Satria mengelus surai rambut Dayat dan Ben. "Lanjut kerjain tugasnya." suruh Satria.

Ben dan Dayat menganggukan kepalanya. Mereka melanjutkan mengerjakan tugas mereka sambil dibantu oleh Satria saat mereka berdua kurang memahami soal.

Intan dan Alvar tengah membagikan makanan gratis kepada Mahasiswa/i. Mereka tertawa kecil saat melihat tingkah Satria seperti seorang kakak bagi dua Mahasiswa yang tengah mengerjakan tugas.

"Intan, Alvar. Kalian berdua lihat Herman gak?" tanya Aryan.

Intan menggelengkan kepalanya.

"Bukannya Herman tadi sama Gunthur." jawab Alvar.

"Lah, yang benar..." Aryan menggaruk belakang kepalanya yang tidak gatal itu dengan ekpresi wajah kebingungan. "...duh, padahal aku ingin minta bantuan untuk mengangkat beberapa Mahasiswi yang pingsan."

"Biar aku aja, Aryan." kata Intan mengajukan diri untuk membantu. " Kamu bisa sendiri kan, Var?".

"Siap, bisa! " jawab Alvar.

Intan dan Aryan pun pergi menuju barisan belakang. Dimana beberapa Mahasiswi yang tengah pingsan dijaga oleh beberapa Mahasiswa disana. Mobil Ambulans datang saat Intan melaporkan melalui alat komunikasi nya.

Mereka dibantu beberapa Mahasiswa memasukkannya kedalam mobil ambulans untuk mendapatkan penanganan medis.

'Kumpul di depan!' Suara Herman terdengar jelas melalui alat komunikasi mereka. Segera Intan dan Aryan yang sudah selesai menangani tugas mereka menuju ke depan gedung DPRD.

***

Ghibran dan beberapa anggota DPRD kini keluar dari gedung menuju depan gerbang yang sudah dijaga ketat oleh polisi dan juga tentara.

Sorakkan terdengar dari kerumunan Mahasiswa saat mereka keluar dari gedung DPRD.

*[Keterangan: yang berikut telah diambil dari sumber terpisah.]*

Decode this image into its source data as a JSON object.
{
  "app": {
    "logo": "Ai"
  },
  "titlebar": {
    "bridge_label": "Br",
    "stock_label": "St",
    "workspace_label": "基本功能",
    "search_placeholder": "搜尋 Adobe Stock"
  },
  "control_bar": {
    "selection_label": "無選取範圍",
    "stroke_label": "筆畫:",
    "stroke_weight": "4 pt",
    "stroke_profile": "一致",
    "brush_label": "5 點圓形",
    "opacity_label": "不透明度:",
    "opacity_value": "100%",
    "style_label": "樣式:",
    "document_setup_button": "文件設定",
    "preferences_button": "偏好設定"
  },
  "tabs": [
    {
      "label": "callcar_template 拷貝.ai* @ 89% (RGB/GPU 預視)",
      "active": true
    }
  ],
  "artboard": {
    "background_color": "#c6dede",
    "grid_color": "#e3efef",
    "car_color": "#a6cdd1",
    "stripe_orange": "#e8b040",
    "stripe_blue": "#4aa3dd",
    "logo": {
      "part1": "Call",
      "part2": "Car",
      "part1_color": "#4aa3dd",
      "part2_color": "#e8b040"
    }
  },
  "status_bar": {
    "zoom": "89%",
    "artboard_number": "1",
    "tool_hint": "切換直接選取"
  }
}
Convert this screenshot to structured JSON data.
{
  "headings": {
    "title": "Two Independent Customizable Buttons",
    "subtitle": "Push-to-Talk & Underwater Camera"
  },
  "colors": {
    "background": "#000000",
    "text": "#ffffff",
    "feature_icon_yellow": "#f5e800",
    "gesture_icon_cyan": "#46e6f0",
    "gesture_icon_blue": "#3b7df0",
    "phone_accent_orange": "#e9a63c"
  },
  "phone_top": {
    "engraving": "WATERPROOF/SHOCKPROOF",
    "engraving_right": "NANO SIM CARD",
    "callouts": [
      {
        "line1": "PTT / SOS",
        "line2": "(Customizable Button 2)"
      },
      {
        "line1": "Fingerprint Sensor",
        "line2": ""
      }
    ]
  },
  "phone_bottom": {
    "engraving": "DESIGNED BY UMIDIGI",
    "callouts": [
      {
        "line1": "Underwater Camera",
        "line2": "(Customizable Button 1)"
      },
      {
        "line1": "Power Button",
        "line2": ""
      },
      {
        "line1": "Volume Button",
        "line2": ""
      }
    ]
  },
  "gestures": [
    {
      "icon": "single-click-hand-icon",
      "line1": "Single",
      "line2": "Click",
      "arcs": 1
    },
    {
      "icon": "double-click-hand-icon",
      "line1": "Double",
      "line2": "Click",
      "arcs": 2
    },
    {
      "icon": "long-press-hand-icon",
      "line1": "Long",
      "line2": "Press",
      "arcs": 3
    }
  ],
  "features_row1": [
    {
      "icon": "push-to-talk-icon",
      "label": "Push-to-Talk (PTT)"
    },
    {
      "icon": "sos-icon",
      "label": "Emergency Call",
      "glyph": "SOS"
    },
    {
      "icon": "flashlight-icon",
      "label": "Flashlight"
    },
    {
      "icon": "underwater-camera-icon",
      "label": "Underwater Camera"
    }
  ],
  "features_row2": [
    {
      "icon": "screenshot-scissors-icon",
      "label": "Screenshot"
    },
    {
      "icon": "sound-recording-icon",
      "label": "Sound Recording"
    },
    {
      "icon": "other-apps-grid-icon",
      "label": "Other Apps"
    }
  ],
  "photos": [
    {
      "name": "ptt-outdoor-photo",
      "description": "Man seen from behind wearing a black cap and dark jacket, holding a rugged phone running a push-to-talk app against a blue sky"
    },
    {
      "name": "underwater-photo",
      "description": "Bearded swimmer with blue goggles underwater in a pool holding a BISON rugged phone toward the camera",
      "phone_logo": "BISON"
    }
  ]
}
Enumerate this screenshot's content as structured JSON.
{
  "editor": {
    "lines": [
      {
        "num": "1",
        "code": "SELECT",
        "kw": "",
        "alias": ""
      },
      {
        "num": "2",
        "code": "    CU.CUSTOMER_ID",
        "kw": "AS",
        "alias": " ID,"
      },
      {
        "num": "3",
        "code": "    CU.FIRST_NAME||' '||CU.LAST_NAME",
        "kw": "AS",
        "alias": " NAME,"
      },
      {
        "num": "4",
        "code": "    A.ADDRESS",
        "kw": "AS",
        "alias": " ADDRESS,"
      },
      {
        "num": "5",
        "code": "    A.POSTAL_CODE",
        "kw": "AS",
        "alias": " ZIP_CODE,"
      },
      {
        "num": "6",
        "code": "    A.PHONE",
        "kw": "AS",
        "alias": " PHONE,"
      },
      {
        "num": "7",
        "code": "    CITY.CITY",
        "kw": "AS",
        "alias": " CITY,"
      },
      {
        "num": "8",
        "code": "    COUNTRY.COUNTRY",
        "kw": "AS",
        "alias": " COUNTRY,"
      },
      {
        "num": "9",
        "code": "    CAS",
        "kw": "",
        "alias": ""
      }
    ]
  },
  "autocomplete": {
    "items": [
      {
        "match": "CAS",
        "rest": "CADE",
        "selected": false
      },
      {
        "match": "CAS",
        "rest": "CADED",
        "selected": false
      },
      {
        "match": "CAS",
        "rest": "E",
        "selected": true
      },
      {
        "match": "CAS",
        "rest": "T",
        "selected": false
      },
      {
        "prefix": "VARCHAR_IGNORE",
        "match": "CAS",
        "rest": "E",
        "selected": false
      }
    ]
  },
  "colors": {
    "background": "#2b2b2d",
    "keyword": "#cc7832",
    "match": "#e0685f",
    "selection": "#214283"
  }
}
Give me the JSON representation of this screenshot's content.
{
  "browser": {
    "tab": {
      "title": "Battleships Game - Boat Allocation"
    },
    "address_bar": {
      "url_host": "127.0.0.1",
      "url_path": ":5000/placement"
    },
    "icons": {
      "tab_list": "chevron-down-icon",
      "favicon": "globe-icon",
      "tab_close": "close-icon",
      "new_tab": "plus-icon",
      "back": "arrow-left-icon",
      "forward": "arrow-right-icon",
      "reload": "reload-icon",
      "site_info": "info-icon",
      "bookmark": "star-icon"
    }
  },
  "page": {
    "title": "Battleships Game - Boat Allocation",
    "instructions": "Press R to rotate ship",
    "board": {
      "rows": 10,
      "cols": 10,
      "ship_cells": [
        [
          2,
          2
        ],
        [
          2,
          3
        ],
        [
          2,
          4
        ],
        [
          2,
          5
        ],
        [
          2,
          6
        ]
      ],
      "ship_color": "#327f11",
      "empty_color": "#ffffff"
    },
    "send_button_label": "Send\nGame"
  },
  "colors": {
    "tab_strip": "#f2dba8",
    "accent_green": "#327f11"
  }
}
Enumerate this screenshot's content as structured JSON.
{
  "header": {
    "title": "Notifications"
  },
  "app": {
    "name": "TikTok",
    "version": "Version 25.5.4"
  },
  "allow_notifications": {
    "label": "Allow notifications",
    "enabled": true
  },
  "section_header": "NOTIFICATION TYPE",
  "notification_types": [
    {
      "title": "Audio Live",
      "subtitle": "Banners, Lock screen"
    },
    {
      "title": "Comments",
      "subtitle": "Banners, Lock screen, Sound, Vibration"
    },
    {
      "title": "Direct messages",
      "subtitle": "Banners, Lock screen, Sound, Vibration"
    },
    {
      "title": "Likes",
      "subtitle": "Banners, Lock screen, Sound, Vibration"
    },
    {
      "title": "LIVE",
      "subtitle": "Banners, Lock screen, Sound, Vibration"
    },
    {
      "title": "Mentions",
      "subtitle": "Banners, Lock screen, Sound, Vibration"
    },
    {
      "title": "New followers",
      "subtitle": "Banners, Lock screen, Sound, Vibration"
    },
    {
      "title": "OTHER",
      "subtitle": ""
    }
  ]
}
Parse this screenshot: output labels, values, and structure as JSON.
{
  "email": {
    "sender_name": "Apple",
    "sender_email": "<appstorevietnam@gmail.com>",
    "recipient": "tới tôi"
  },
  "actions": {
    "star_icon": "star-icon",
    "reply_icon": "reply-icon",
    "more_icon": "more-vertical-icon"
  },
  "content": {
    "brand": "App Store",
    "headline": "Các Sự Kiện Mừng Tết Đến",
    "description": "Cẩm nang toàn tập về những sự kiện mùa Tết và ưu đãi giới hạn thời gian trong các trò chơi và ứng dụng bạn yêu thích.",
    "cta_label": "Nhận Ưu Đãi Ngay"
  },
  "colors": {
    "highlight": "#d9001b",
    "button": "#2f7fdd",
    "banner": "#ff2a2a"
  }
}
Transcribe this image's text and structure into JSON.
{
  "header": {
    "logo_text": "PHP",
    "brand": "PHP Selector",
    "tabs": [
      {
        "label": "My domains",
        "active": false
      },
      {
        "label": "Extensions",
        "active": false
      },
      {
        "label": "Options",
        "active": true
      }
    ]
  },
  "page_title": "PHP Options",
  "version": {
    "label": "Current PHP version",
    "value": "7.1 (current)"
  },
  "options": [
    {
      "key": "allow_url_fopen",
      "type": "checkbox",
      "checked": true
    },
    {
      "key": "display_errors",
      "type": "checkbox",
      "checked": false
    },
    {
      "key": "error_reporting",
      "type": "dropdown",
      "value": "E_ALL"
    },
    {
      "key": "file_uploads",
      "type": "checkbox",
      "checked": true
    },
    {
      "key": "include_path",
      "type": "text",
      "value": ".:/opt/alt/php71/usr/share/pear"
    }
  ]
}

" Harap tenang! " perintah Ghibran melalui alat pengeras suara.

Mereka semua terdiam mendengar suara tegas seorang Ghibran. Ghibran segera menyerahkan pengeras suara tersebut kepada anggota DPRD. Setelah itu,ia berjalan menjauh dari anggota DPRD menuju kearah Nathan yang berdiri dekat kerumunan Mahasiswa.

"Kerja bagus" puji Nathan kepada Ghibran yang sudah berada di samping nya.

Ghibran hanya menanggapi nya dengan senyuman singkat.

" Selamat sore, semua!"

"SORE!!!"

" Maaf atas keterlambatan kami, karena kami harus mengumpulkan keberanian kami untuk berhadapan dengan kalian semua."

Suara bisikan terdengar dari kerumunan Mahasiswa.

" Saya disini akan menyampaikan kepada kalian, bahwa kami menolak pengesahan Omnibus Law RUU Cipta Kerja."

Teriakkan kemenangan terdengar begitu keras. Mereka semua saling berpelukan saat mendengar perkataan dari salah satu anggota DPRD.

"...alasan kenapa kami menolak pengesahan Omnibus Law RUU Cipta Kerja. UU Omnibus Law Cipta Kerja dinilai akan merugikan rakyat Indonesia, terutama buruh/pekerja, mengabaikan HAM."

"TERIMA KASIH, PAK!!"

"TERIMA KASIH!!!"

Segera mereka melakukan tanda tangan penolakkan. Berfoto bersama sebagai tanda bukti.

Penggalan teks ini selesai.